BOTTOM LINE: The correct tire pressure will make tires last longer and delay the need for you to buy new ones. Plus, having the proper tire pressure will help your vehicle’s fuel economy.

2. Engine Air Filter

WHY: Your vehicle’s air filter prevents dust and dirt from entering the engine. A dirty or clogged air filter restricts airflow and will reduce engine performance and fuel economy while increasing exhaust emission levels.

WHEN: Check the air filter every six months or 7,500 miles. Typically, your repair shop will inspect the filter at each oil change. You can check it by holding it up to a bright light. If you can see light through much of the filter, it’s likely still clean enough to work effectively.

BOTTOM LINE: Dirty air filters not only affect your fuel economy, but other vehicle systems such as the emissions control system and spark plugs. It might result with problems keeping your car running properly. 3. Battery Cables/Clamps/Terminals

WHY: Power from the battery flows to the rest of your vehicle’s electrical system through the cables, clamps and terminals. If these components and connections become corroded or loose, your car won’t have the power needed to start the engine and operate other systems.

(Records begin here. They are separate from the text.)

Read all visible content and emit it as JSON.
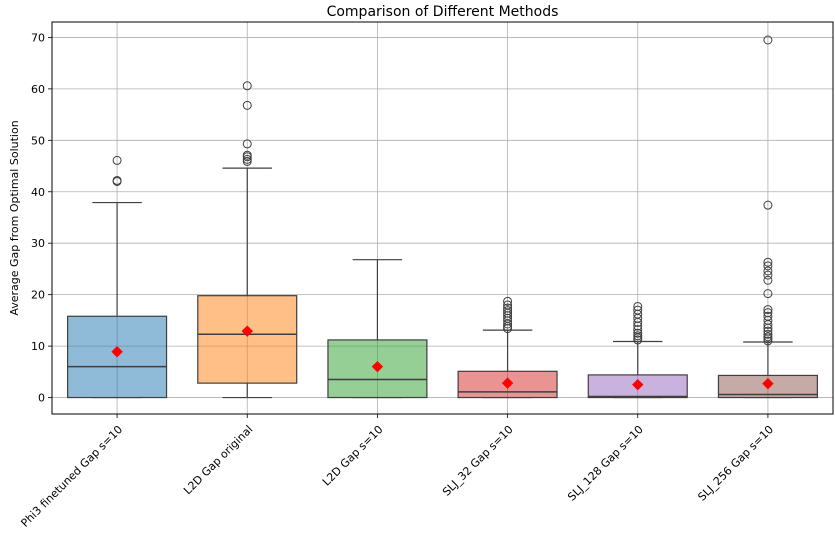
{
  "chart_data": {
    "type": "box",
    "title": "Comparison of Different Methods",
    "xlabel": "",
    "ylabel": "Average Gap from Optimal Solution",
    "ylim": [
      -3.2,
      73
    ],
    "yticks": [
      0,
      10,
      20,
      30,
      40,
      50,
      60,
      70
    ],
    "grid": true,
    "legend": "none",
    "mean_marker_color": "#ff0000",
    "categories": [
      "Phi3 finetuned Gap s=10",
      "L2D Gap original",
      "L2D Gap s=10",
      "SLJ_32 Gap s=10",
      "SLJ_128 Gap s=10",
      "SLJ_256 Gap s=10"
    ],
    "boxes": [
      {
        "whislo": 0,
        "q1": 0,
        "med": 6.0,
        "q3": 15.8,
        "whishi": 37.9,
        "mean": 8.9,
        "color": "#1f77b4",
        "fliers": [
          42.0,
          42.2,
          46.1
        ]
      },
      {
        "whislo": 0,
        "q1": 2.8,
        "med": 12.3,
        "q3": 19.8,
        "whishi": 44.6,
        "mean": 12.9,
        "color": "#ff7f0e",
        "fliers": [
          45.9,
          46.3,
          46.8,
          47.1,
          49.3,
          56.8,
          60.6
        ]
      },
      {
        "whislo": 0,
        "q1": 0,
        "med": 3.5,
        "q3": 11.2,
        "whishi": 26.8,
        "mean": 6.0,
        "color": "#2ca02c",
        "fliers": []
      },
      {
        "whislo": 0,
        "q1": 0,
        "med": 1.1,
        "q3": 5.1,
        "whishi": 13.1,
        "mean": 2.8,
        "color": "#d62728",
        "fliers": [
          13.4,
          13.8,
          14.3,
          14.9,
          15.4,
          15.9,
          16.4,
          16.9,
          17.4,
          18.0,
          18.7
        ]
      },
      {
        "whislo": 0,
        "q1": 0,
        "med": 0.2,
        "q3": 4.4,
        "whishi": 10.9,
        "mean": 2.5,
        "color": "#9467bd",
        "fliers": [
          11.2,
          11.6,
          12.0,
          12.5,
          13.2,
          13.9,
          14.6,
          15.4,
          16.2,
          17.0,
          17.7
        ]
      },
      {
        "whislo": 0,
        "q1": 0,
        "med": 0.6,
        "q3": 4.3,
        "whishi": 10.8,
        "mean": 2.7,
        "color": "#8c564b",
        "fliers": [
          11.0,
          11.4,
          11.8,
          12.3,
          12.9,
          13.5,
          14.2,
          15.0,
          15.8,
          16.5,
          17.1,
          20.2,
          22.8,
          23.8,
          24.6,
          25.6,
          26.3,
          37.4,
          69.5
        ]
      }
    ]
  }
}
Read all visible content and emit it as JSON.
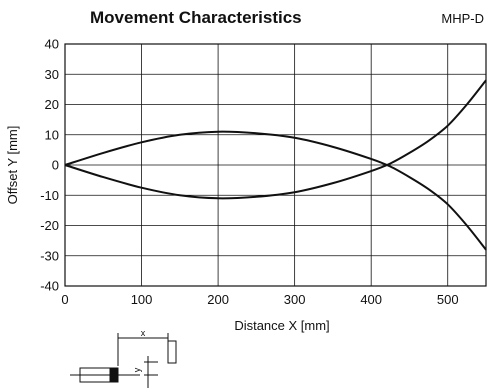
{
  "chart_data": {
    "type": "line",
    "title": "Movement Characteristics",
    "product_code": "MHP-D",
    "xlabel": "Distance X [mm]",
    "ylabel": "Offset Y [mm]",
    "xlim": [
      0,
      550
    ],
    "ylim": [
      -40,
      40
    ],
    "xticks": [
      0,
      100,
      200,
      300,
      400,
      500
    ],
    "yticks": [
      40,
      30,
      20,
      10,
      0,
      -10,
      -20,
      -30,
      -40
    ],
    "grid": true,
    "series": [
      {
        "x": [
          0,
          50,
          100,
          150,
          200,
          250,
          300,
          350,
          400,
          425,
          450,
          475,
          500,
          525,
          550
        ],
        "y": [
          0,
          4,
          7.5,
          10,
          11,
          10.5,
          9,
          6,
          2,
          -0.5,
          -4,
          -8,
          -13,
          -20,
          -28
        ]
      },
      {
        "x": [
          0,
          50,
          100,
          150,
          200,
          250,
          300,
          350,
          400,
          425,
          450,
          475,
          500,
          525,
          550
        ],
        "y": [
          0,
          -4,
          -7.5,
          -10,
          -11,
          -10.5,
          -9,
          -6,
          -2,
          0.5,
          4,
          8,
          13,
          20,
          28
        ]
      }
    ]
  },
  "diagram": {
    "x_label": "x",
    "y_label": "y"
  }
}
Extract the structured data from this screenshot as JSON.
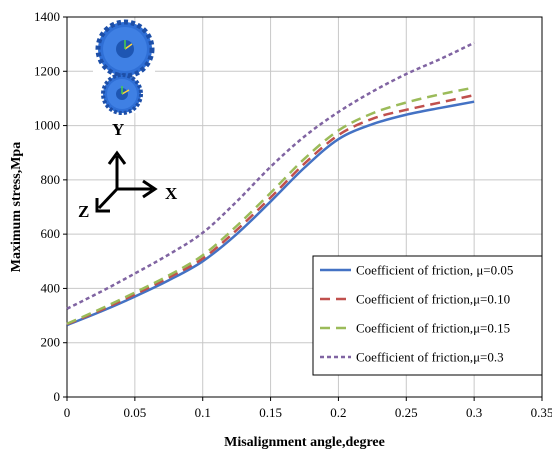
{
  "chart_data": {
    "type": "line",
    "title": "",
    "xlabel": "Misalignment angle,degree",
    "ylabel": "Maximum stress,Mpa",
    "xlim": [
      0,
      0.35
    ],
    "ylim": [
      0,
      1400
    ],
    "xticks": [
      "0",
      "0.05",
      "0.1",
      "0.15",
      "0.2",
      "0.25",
      "0.3",
      "0.35"
    ],
    "yticks": [
      "0",
      "200",
      "400",
      "600",
      "800",
      "1000",
      "1200",
      "1400"
    ],
    "grid": true,
    "legend_position": "bottom-right",
    "x": [
      0,
      0.025,
      0.05,
      0.075,
      0.1,
      0.125,
      0.15,
      0.175,
      0.2,
      0.225,
      0.25,
      0.275,
      0.3
    ],
    "series": [
      {
        "name": "Coefficient of friction, μ=0.05",
        "color": "#4472c4",
        "dash": "solid",
        "values": [
          265,
          315,
          370,
          430,
          500,
          600,
          720,
          845,
          950,
          1005,
          1040,
          1065,
          1088
        ]
      },
      {
        "name": "Coefficient of friction,μ=0.10",
        "color": "#c0504d",
        "dash": "long-dash",
        "values": [
          268,
          320,
          378,
          440,
          510,
          615,
          735,
          860,
          965,
          1025,
          1058,
          1085,
          1112
        ]
      },
      {
        "name": "Coefficient of friction,μ=0.15",
        "color": "#9bbb59",
        "dash": "long-dash",
        "values": [
          270,
          325,
          385,
          448,
          522,
          630,
          752,
          878,
          982,
          1045,
          1085,
          1115,
          1140
        ]
      },
      {
        "name": "Coefficient of friction,μ=0.3",
        "color": "#8064a2",
        "dash": "short-dash",
        "values": [
          325,
          388,
          455,
          525,
          605,
          720,
          848,
          960,
          1050,
          1125,
          1190,
          1245,
          1305
        ]
      }
    ]
  },
  "inset": {
    "axis_y": "Y",
    "axis_x": "X",
    "axis_z": "Z",
    "gear_color": "#2f6fd6"
  }
}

WHEN: The battery cables, clamps and connections should be inspected at every oil change. If there are signs of corrosion, or you notice other indications of electrical problems such as slow engine cranking or dimming headlights at idle, have your repair shop test the battery, charging and starting system, and clean and tighten the battery connections as necessary. Batteries more than three years old should be tested during every oil change.

BOTTOM LINE: No one enjoys walking into a parking lot to discover their car suddenly won’t start. Keeping the battery maintained will greatly reduce the risk of it going dead and help extend its life. 4. Brake Fluid

WHY: The fluid in your car’s brake hydraulic system transfers your foot pressure at the brake pedal into stopping power at the wheels. An adequate supply of clean brake fluid is absolutely essential for safe vehicle operation. Old, moisture-contaminated brake fluid, or a low fluid level that allows air to enter the system, can lead to brake fade or a complete loss of braking power.

WHEN: Inspect the brake fluid level at every oil change. If the level has fallen below the “low” mark on the fluid reservoir, it usually indicates major brake wear or a leak somewhere in the system; have the brakes inspected as soon as possible. Your brake fluid should be clear, if it’s not, it likely needs to be flushed. Most vehicle manufacturers recommend that the brake fluid be replaced periodically to flush moisture and contaminants from the system. Every two years is a common interval; check your vehicle owner’s manual for specific recommendations.

BOTTOM LINE: Old brake fluid or low fluid levels can result in your brakes fading or damage to the hydraulic system. Plus, a leak in the brake system can cause a complete failure.5. Engine Oil

WHY: Without an adequate supply of clean oil, your engine will wear more rapidly and could even seize or be destroyed. Oil doesn’t freeze like water, but its viscosity, or thickness, does increase as the mercury drops. Lighter grade oils reduce the load on your car’s battery and starter, allowing more rapid cranking and starting. Lighter oils also reach critical engine lubrication areas much quicker than heavier oils, greatly reducing wear.

WHEN: Change your engine’s oil and oil filter at the specified intervals, and follow the more frequent “severe service” recommendations if your driving habits meet any of the conditions described in your owner’s manual. Always use the weight of oil recommended by your vehicle’s manufacturer for the existing temperature conditions. Watch for oil leaks beneath your vehicle and have any leaks corrected immediately.

BOTTOM LINE: Oil is the lifeblood of your engine. Not maintaining the proper levels, using the wrong oil or not changing it frequently enough can destroy your engine. Plus, oil that leaks on to a heated surface can cause excessive smoke and cause damage to oil saturated components.